Three agents register into a clean swarm. Each carries a passport with a free-form framework label so audit queries can filter by role:

Agent Framework label Role
reviewer code-review-reviewer Classifies PRs, routes to either auto-fix or the human approver. Sends are not capability-gated.
auto_fix code-review-auto-fix Applies patches on safe paths. Outbound sends are capability-gated via @capability_required. The agent whose bypass attempts trip the enforcement loop.
human_approver code-review-human-approver Receives security-sensitive PRs.

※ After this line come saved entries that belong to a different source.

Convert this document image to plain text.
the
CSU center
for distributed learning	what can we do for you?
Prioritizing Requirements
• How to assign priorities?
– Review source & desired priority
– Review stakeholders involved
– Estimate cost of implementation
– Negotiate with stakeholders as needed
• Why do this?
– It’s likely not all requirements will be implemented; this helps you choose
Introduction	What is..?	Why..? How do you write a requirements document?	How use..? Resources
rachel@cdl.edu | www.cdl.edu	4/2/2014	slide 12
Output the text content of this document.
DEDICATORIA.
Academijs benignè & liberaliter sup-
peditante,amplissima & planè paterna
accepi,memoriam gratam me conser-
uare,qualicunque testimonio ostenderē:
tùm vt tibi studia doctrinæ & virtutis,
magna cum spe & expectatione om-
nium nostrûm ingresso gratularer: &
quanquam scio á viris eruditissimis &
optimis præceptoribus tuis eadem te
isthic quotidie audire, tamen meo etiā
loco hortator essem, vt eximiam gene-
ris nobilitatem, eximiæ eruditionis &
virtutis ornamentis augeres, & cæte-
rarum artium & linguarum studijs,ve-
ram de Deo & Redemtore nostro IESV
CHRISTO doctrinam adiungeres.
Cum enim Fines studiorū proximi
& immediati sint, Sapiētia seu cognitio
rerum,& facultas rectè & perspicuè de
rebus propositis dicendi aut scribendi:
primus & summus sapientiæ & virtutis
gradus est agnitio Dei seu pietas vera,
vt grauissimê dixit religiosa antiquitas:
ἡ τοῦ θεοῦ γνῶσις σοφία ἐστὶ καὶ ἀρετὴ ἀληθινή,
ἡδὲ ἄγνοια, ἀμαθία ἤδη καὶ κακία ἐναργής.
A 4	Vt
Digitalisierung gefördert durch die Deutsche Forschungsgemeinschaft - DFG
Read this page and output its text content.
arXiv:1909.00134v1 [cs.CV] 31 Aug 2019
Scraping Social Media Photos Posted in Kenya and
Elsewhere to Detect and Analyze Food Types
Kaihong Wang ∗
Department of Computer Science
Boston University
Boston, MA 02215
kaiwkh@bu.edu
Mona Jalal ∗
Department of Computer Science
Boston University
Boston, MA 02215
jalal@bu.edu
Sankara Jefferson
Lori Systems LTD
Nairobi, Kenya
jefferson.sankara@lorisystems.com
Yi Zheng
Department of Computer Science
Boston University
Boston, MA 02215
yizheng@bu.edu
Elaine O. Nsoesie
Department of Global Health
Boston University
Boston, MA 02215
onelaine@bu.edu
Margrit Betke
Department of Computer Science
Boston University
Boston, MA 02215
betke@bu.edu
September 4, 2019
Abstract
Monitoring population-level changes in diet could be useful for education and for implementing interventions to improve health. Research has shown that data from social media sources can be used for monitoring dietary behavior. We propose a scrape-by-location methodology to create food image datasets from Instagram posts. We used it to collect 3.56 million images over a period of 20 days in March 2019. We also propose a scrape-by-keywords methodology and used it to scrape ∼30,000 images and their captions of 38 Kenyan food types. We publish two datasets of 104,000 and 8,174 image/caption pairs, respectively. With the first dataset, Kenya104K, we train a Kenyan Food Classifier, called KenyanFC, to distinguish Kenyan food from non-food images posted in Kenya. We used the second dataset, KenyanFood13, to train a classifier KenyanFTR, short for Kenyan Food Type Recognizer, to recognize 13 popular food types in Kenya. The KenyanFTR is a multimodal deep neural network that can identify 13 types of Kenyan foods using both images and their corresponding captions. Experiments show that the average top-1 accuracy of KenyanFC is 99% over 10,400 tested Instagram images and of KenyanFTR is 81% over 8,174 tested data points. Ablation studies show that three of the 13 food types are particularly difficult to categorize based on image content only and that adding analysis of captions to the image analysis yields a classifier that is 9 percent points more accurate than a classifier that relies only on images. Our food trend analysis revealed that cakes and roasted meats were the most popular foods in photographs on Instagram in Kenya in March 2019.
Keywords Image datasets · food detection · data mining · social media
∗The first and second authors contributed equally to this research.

Passive observer in the demo.

A real implementation would have the human approver actually respond; for the demo it just logs receipt.

The constitution

Yutha's Cedar+ constitution layer gates every SendEnvelope call against a Cedar policy plus an engine-side configuration. The demo's Cedar source is one forbid rule plus a permit-all fallback:

@id("no-security-patches-from-auto-fix")
forbid (
    principal,
    action == Yutha::Action::"SendEnvelope",
    resource
) when {
    context.tags.contains("security_sensitive") &&
    context.tags.contains("patch_applied")
};

permit (principal, action, resource);

The rule reads as "no agent may send an envelope tagged both security_sensitive and patch_applied" — i.e. no agent may claim to have auto-applied a patch to a security-sensitive file. Three traffic patterns cross this rule:

  • Reviewer routes a sensitive PR to the human approver — the envelope carries security_sensitive but not patch_applied. The forbid rule does not match; the permit-all fallback fires.
  • Auto-fix sends patch_applied for a non-sensitive file — the envelope carries patch_applied but not security_sensitive. Same outcome: permit.
  • Auto-fix sends patch_applied + security_sensitive — the bypass we're guarding against. Forbid rule matches; Cedar denies; the substrate raises ConstitutionDenied to the caller and writes a constitution.evaluate.deny receipt.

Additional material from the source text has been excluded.